Cure for Diabetes



Cure for Diabetes

Over 25 million people in the United States (about 11% of the adults) have type 2 diabetes, and diabetes accounted for 6.8% of global deaths in adults (age 20-79) in 2010.1,2

Excess weight interferes with insulin’s functions, and is the primary risk factor for developing type 2 diabetes. Therefore the most effective treatment for type 2 diabetes is significant weight loss.

However, the primary mode of treatment by physicians today is glucose-lowering medication. These medications give a false sense of security, providing implicit permission to continue the same disease-causing diet and lifestyle that allowed diabetes to develop in the first place. Many of these medications promote weight gain – making the patient more diabetic; most importantly, these medications do not prevent diabetes from progressing and causing complications.

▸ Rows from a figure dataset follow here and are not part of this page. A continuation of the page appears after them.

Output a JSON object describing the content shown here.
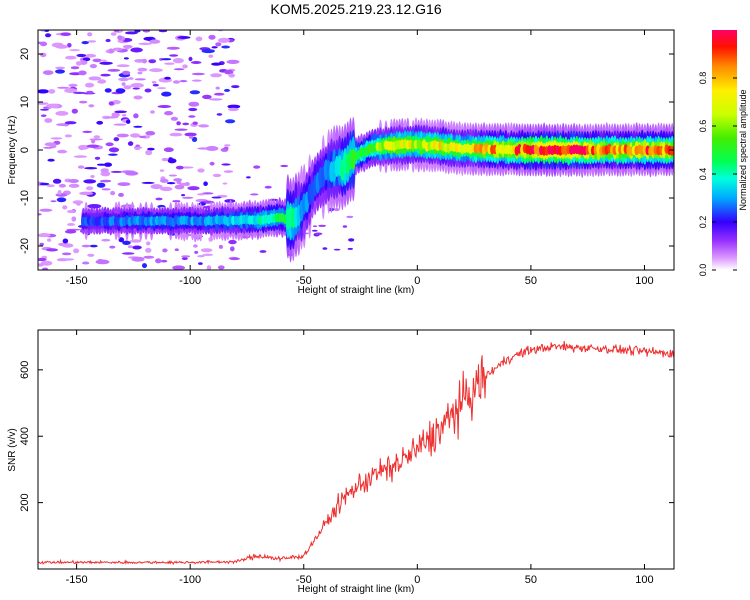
{
  "title": "KOM5.2025.219.23.12.G16",
  "chart_data": [
    {
      "type": "heatmap",
      "xlabel": "Height of straight line (km)",
      "ylabel": "Frequency (Hz)",
      "xlim": [
        -167,
        113
      ],
      "ylim": [
        -25,
        25
      ],
      "xticks": [
        "-150",
        "-100",
        "-50",
        "0",
        "50",
        "100"
      ],
      "yticks": [
        "-20",
        "-10",
        "0",
        "10",
        "20"
      ],
      "colorbar": {
        "label": "Normalized spectral amplitude",
        "range": [
          0,
          1
        ],
        "ticks": [
          "0.0",
          "0.2",
          "0.4",
          "0.6",
          "0.8"
        ]
      },
      "ridge": [
        {
          "x": -145,
          "freq": -14.8,
          "amp": 0.25
        },
        {
          "x": -120,
          "freq": -14.8,
          "amp": 0.3
        },
        {
          "x": -95,
          "freq": -14.8,
          "amp": 0.3
        },
        {
          "x": -80,
          "freq": -14.7,
          "amp": 0.35
        },
        {
          "x": -70,
          "freq": -14.5,
          "amp": 0.4
        },
        {
          "x": -60,
          "freq": -14.0,
          "amp": 0.45
        },
        {
          "x": -55,
          "freq": -14.5,
          "amp": 0.45
        },
        {
          "x": -50,
          "freq": -12.0,
          "amp": 0.3
        },
        {
          "x": -45,
          "freq": -7.0,
          "amp": 0.25
        },
        {
          "x": -40,
          "freq": -4.5,
          "amp": 0.3
        },
        {
          "x": -33,
          "freq": -3.5,
          "amp": 0.45
        },
        {
          "x": -28,
          "freq": -1.5,
          "amp": 0.5
        },
        {
          "x": -20,
          "freq": 0.5,
          "amp": 0.55
        },
        {
          "x": -10,
          "freq": 1.0,
          "amp": 0.75
        },
        {
          "x": 0,
          "freq": 1.2,
          "amp": 0.7
        },
        {
          "x": 10,
          "freq": 0.8,
          "amp": 0.75
        },
        {
          "x": 20,
          "freq": 0.3,
          "amp": 0.7
        },
        {
          "x": 30,
          "freq": 0.2,
          "amp": 0.85
        },
        {
          "x": 40,
          "freq": 0.0,
          "amp": 0.8
        },
        {
          "x": 50,
          "freq": 0.0,
          "amp": 1.0
        },
        {
          "x": 60,
          "freq": 0.0,
          "amp": 1.0
        },
        {
          "x": 70,
          "freq": 0.0,
          "amp": 1.0
        },
        {
          "x": 80,
          "freq": 0.0,
          "amp": 0.85
        },
        {
          "x": 90,
          "freq": 0.0,
          "amp": 0.85
        },
        {
          "x": 100,
          "freq": 0.0,
          "amp": 0.9
        },
        {
          "x": 113,
          "freq": 0.0,
          "amp": 0.9
        }
      ]
    },
    {
      "type": "line",
      "xlabel": "Height of straight line (km)",
      "ylabel": "SNR (v/v)",
      "xlim": [
        -167,
        113
      ],
      "ylim": [
        0,
        720
      ],
      "xticks": [
        "-150",
        "-100",
        "-50",
        "0",
        "50",
        "100"
      ],
      "yticks": [
        "200",
        "400",
        "600"
      ],
      "color": "#ee3030",
      "trend": [
        {
          "x": -167,
          "snr": 20
        },
        {
          "x": -100,
          "snr": 20
        },
        {
          "x": -80,
          "snr": 22
        },
        {
          "x": -70,
          "snr": 40
        },
        {
          "x": -60,
          "snr": 30
        },
        {
          "x": -50,
          "snr": 40
        },
        {
          "x": -45,
          "snr": 90
        },
        {
          "x": -40,
          "snr": 140
        },
        {
          "x": -35,
          "snr": 190
        },
        {
          "x": -30,
          "snr": 230
        },
        {
          "x": -20,
          "snr": 280
        },
        {
          "x": -10,
          "snr": 310
        },
        {
          "x": 0,
          "snr": 360
        },
        {
          "x": 10,
          "snr": 420
        },
        {
          "x": 20,
          "snr": 500
        },
        {
          "x": 30,
          "snr": 580
        },
        {
          "x": 40,
          "snr": 635
        },
        {
          "x": 50,
          "snr": 660
        },
        {
          "x": 60,
          "snr": 670
        },
        {
          "x": 80,
          "snr": 665
        },
        {
          "x": 100,
          "snr": 655
        },
        {
          "x": 113,
          "snr": 650
        }
      ]
    }
  ]
}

Consequences of Type 2 Diabetes:

  • Diabetes is the 7th leading cause of death in the U.S.

  • Diabetes doubles the risk of heart attack and stroke – heart attack and stroke account for 84% of diabetes-related deaths.

  • Diabetes is the leading cause of blindness in adults, and the leading cause of kidney failure.

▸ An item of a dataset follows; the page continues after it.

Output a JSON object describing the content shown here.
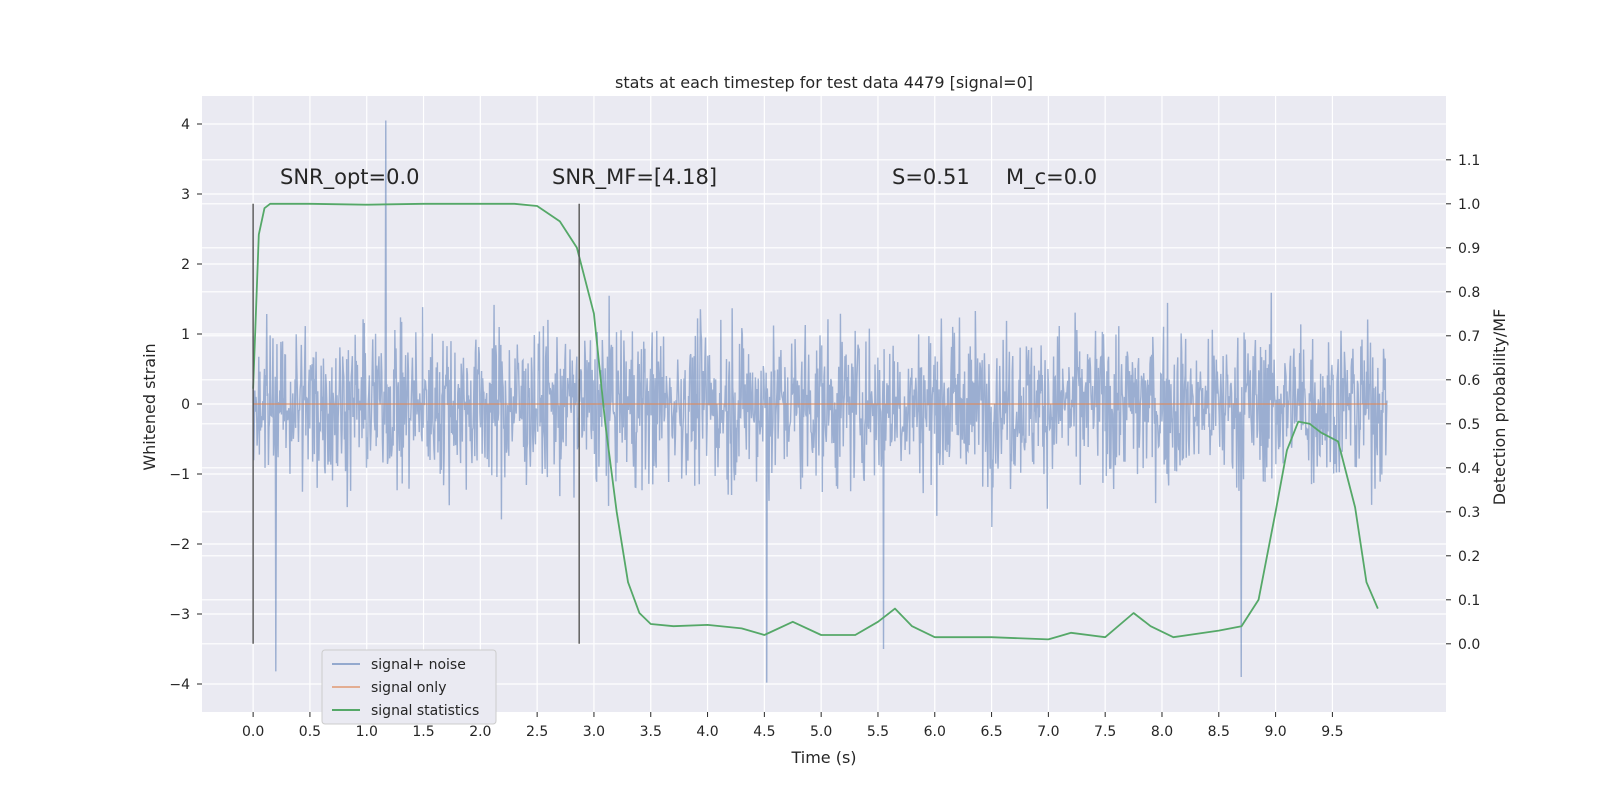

  • 60 to 70% of diabetics have nervous system damage.1

  • Type 2 diabetes increases the risk of cancer, especially colorectal cancers.3

Diabetes can be reversed and its tragic complications can be avoided.

The key to diabetes reversal is superior nutrition and exercise. It may take a little extra effort, but avoiding the tragic complications of diabetes and a premature death is well worth it. My diabetes-reversal diet is vegetable-based with a high nutrient to calorie ratio, containing lots of greens and beans, other non-starchy vegetables, (such as mushrooms, eggplant, tomatoes and onions), raw nuts and seeds, and limited fresh fruit with no sweeteners or white flour products.

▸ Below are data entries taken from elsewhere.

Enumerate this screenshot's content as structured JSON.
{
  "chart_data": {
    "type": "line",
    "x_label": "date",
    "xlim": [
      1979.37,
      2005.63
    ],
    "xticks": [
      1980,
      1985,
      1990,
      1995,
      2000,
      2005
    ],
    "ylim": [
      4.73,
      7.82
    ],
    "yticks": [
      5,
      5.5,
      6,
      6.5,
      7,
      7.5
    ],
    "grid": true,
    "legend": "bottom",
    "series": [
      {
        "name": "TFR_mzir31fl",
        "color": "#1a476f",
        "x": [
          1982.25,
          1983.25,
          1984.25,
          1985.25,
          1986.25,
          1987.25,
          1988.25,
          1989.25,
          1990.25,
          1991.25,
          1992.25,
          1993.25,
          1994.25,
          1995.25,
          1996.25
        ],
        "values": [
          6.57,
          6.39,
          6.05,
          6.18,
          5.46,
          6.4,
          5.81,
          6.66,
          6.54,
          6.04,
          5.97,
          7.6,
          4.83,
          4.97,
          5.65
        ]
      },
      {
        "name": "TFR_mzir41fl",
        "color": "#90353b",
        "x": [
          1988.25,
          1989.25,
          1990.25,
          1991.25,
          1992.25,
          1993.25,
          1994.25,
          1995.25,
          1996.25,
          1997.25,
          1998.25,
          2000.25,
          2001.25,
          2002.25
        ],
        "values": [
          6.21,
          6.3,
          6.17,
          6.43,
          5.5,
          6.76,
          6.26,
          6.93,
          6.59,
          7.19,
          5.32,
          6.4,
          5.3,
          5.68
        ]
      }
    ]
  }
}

When diabetics eat in this style, they lose their excess weight – the cause of their diabetes – quickly and easily, reducing or eliminating their need for medications and they also flood the body with disease-protective and healing micronutrients and phytochemicals that aid the body’s recovery and self-repair mechanisms.

–Joel Fuhrman


1. American Diabetes Association: Diabetes statistics []
2. International Diabetes Federation: Morbidity and Mortality [ ]
3. He J, Stram DO, Kolonel LN, et al. The association of diabetes with colorectal cancer risk: the Multiethnic Cohort. Br J Cancer 2010;103:120-126.